State-filling dynamics in self-assembled InAs/GaAs quantum dots (QDs) is studied through their steady-state photoluminescence (PL) using a variant of picosecond excitation-correlation (EC) spectroscopy. Steady-state PL showed an interesting transition from bimolecular recombination at low-excitation fluence to excitonic recombination at higher fluence. As for the EC signal, while the ground-state response is always snubbed when the two excitation pulses are temporally nearly coincident, the excited-state response can either be enhanced or reduced, depending on the excitation fluence. The time evolution of this response is studied for the first three levels in a QD ensemble.

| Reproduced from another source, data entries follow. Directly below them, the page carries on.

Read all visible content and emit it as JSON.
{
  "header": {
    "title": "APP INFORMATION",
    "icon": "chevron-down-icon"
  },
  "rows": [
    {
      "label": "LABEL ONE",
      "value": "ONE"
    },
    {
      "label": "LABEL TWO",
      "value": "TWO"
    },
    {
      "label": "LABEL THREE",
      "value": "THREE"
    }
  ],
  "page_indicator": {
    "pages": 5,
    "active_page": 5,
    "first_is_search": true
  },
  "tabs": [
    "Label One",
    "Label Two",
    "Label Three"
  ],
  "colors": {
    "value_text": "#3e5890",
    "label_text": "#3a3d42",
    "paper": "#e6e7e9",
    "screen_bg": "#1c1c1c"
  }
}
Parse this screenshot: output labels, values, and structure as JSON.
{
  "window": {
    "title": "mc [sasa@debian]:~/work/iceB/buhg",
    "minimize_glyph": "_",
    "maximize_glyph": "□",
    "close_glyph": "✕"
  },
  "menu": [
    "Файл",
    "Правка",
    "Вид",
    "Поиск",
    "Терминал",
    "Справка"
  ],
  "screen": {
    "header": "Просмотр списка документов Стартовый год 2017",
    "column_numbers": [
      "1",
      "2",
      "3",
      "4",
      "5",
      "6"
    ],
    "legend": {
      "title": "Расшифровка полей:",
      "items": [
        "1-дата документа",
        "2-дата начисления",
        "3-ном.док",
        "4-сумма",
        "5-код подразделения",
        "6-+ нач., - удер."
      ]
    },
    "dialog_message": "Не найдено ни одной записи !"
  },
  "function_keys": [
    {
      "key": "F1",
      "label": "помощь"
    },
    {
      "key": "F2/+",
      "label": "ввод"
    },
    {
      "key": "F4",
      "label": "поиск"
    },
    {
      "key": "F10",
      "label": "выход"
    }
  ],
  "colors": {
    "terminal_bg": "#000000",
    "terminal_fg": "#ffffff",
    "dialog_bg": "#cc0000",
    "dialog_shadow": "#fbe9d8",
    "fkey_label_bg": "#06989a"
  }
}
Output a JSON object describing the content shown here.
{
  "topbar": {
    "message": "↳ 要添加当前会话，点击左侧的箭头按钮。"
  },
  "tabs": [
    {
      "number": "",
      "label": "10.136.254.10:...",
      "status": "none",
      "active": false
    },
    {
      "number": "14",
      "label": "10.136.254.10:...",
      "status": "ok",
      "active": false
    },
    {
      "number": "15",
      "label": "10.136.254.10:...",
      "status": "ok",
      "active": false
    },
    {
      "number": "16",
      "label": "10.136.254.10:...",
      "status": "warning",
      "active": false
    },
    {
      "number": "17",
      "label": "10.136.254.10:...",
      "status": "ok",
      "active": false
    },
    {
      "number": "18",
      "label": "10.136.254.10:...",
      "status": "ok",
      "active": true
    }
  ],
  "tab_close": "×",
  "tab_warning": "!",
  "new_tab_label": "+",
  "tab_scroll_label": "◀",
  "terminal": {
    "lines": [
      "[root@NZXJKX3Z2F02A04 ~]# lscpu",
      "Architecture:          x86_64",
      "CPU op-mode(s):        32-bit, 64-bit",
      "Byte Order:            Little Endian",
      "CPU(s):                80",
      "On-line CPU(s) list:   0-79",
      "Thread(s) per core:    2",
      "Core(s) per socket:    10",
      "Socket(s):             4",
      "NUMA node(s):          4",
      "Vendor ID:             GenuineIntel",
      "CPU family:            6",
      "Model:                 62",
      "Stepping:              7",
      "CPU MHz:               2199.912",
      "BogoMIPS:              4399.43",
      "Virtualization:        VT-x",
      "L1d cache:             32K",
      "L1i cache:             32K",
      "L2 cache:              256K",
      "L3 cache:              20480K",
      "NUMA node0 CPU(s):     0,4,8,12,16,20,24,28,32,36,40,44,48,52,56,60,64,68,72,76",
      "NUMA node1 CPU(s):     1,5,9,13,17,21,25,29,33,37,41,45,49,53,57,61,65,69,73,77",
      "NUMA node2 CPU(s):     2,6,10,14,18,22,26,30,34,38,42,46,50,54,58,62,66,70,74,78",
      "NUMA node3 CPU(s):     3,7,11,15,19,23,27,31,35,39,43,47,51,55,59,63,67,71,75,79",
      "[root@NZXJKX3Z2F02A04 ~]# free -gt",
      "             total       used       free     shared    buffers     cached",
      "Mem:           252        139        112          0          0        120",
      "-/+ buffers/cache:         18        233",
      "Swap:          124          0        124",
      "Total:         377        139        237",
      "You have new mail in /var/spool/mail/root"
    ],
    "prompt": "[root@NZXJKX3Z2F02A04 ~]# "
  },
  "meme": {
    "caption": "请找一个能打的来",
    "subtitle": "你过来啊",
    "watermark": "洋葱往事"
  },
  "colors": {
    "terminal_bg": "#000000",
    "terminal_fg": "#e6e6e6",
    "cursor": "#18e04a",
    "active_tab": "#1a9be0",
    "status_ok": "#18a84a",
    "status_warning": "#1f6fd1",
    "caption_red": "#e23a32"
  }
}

A minimal theoretical model, which combines carrier loss kinetics with the principle of detailed balance and the Pauli exclusion principle, quantitatively reproduces the observations.

Figure 1

Schematic of our EC setup: BS, beam splitter; RR, retroreflector; M1 and M2, mirrors; L1, L2, and L3, lenses; S, sample; SP, spectrometer; and D, array detector.

Figure 2

Photoluminescence spectra at different excitation fluences $I$ showing multiple peaks at higher fluence. Curves i–v correspond to $I=13$, 45, 128, 256, and 448 $\mu$J/cm${}^2$, respectively. Three clearly visible peaks are assigned, respectively, to the ground (G), the first excited (X1), and the second excited (X2) excitonic states. The inset shows the excitation fluence dependence of the spectrally integrated (between 0.95 and 1.3 eV) PL ($\square$) and the PL intensity at the peak G ($◯$) on a log-log plot. Data are fitted with a quadratic (linear) $I$ dependence in the low- (high-) excitation fluence regime. While linearity continues for the integrated PL up to the highest fluence, the PL signal at the peak G begins to show sublinearity at high fluence.

Figure 3

Normalized PL and EC spectra [as defined by Eq. (1)] for (a) $I=2\times 38$ $\mu$J/cm${}^2$ and (b) $I=2\times 192$ $\mu$J/cm${}^2$. Note that the sign of the EC signal for the X1 state changes from negative to positive between (a) and (b).

Figure 4

Delay dependence of the EC signal for excitation fluence (a) $I=2\times 38$ $\mu$J/cm${}^2$ and (b) $I=2\times 192$ $\mu$J/cm${}^2$ measured at energies indicated by arrows in Fig. 3. The sign of the EC signal from the X1 state is reversed at higher fluence. The solid lines are fits to the data by the model described in the text.